Look to REITs for Retirement Income as Inflation Heats Up
August 27, 2018 | Eleanor Laise | Kiplinger
Bond yields remain low, inflation is ticking up, and stock valuations look lofty. That all sounds like bad news for investors—but those holding real estate investment trusts may stand to benefit.
REITs are companies that own, operate or finance property such as offices, shopping centers and apartment buildings. They’re required to distribute at least 90% of their taxable income to shareholders, so they tend to offer generous dividends. That income, combined with potential stock-price appreciation, can help investors outpace inflation. And a dose of real estate can be a diversifier: REITs tend to have low correlations with the broader stock market and with bonds.
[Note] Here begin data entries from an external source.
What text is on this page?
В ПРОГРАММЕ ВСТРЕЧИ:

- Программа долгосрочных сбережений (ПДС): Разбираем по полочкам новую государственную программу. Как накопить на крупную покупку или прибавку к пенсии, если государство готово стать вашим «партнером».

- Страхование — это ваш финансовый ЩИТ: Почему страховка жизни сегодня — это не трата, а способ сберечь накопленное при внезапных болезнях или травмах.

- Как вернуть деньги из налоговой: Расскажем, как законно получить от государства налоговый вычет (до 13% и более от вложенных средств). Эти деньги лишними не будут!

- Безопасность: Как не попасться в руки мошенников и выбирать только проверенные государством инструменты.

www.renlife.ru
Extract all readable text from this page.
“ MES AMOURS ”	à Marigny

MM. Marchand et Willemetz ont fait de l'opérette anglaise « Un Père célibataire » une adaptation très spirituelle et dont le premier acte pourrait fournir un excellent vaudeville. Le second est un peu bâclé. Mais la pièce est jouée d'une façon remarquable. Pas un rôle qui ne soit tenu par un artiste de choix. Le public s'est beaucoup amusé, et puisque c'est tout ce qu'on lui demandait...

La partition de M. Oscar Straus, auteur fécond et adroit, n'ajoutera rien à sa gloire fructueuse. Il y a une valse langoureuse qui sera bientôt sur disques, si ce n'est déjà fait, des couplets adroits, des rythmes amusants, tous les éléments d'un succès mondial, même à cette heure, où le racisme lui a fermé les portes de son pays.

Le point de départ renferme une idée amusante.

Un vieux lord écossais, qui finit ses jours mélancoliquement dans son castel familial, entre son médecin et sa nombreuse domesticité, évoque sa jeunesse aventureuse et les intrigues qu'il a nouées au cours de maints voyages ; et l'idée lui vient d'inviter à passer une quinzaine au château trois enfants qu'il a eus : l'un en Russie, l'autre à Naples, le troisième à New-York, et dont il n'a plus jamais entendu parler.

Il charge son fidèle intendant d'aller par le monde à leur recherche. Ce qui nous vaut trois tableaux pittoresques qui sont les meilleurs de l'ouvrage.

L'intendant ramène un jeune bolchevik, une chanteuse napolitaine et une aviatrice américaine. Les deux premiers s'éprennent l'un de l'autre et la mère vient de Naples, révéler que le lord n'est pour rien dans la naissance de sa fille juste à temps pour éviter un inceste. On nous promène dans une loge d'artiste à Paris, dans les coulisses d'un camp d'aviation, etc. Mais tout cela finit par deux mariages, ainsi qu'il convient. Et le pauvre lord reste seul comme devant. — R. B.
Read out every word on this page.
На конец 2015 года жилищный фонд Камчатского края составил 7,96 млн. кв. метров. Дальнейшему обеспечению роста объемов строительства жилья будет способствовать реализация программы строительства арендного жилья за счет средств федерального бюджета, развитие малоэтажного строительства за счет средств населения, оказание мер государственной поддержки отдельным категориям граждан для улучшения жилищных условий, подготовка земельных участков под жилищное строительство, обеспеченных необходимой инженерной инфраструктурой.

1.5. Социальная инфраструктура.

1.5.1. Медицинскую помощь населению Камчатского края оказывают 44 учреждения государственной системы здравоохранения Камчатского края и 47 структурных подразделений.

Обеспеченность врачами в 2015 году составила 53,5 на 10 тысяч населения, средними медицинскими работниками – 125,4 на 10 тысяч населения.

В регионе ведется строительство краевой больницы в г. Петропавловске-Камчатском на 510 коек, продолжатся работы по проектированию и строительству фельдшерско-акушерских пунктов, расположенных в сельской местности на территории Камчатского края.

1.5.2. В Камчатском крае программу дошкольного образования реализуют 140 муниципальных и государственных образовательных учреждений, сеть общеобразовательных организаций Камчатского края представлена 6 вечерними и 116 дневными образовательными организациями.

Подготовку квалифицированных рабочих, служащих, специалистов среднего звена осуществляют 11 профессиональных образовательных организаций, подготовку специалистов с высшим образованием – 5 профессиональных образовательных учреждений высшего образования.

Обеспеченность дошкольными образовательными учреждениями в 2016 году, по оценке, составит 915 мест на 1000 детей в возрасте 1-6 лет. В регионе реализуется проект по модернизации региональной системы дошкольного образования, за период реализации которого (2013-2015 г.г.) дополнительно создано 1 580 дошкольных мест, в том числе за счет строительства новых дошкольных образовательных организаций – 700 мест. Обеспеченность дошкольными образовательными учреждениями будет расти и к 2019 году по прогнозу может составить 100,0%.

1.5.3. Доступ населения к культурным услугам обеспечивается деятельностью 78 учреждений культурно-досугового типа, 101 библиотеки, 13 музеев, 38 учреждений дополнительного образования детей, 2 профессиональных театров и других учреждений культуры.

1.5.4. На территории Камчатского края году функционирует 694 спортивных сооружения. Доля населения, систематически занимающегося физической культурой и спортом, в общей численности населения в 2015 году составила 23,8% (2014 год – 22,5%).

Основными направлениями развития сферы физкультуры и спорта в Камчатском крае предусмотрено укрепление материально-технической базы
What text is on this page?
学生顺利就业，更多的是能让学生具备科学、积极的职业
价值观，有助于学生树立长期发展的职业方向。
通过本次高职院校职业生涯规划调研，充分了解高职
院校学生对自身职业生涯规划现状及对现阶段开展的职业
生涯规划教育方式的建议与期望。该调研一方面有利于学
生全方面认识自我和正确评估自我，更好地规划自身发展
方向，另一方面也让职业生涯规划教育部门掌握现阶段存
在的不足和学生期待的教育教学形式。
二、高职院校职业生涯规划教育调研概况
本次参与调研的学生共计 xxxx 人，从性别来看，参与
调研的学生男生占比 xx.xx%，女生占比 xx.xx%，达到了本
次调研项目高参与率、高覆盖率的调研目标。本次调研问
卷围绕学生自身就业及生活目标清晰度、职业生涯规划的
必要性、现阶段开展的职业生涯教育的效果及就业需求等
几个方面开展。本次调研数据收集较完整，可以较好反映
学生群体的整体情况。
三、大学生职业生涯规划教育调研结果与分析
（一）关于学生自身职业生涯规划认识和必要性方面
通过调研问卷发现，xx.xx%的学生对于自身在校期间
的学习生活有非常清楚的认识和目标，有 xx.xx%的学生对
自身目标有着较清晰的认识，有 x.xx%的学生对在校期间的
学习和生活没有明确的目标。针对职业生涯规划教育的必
There are currently some bargains to be found among REITs focused on shopping centers, senior housing, data centers and other property types, analysts and money managers say. But income-focused retirees need to pick their REITs carefully and resist the temptation to pounce on the juiciest yields. While there are REITs yielding 10% to 12%, these often use leverage, or borrowed money, to boost their income, and they may be hit hard as interest rates rise, says John Buckingham, chief investment officer at AFAM Capital, in Aliso Viejo, Calif. Older investors should set realistic return expectations and expect some volatility, he says.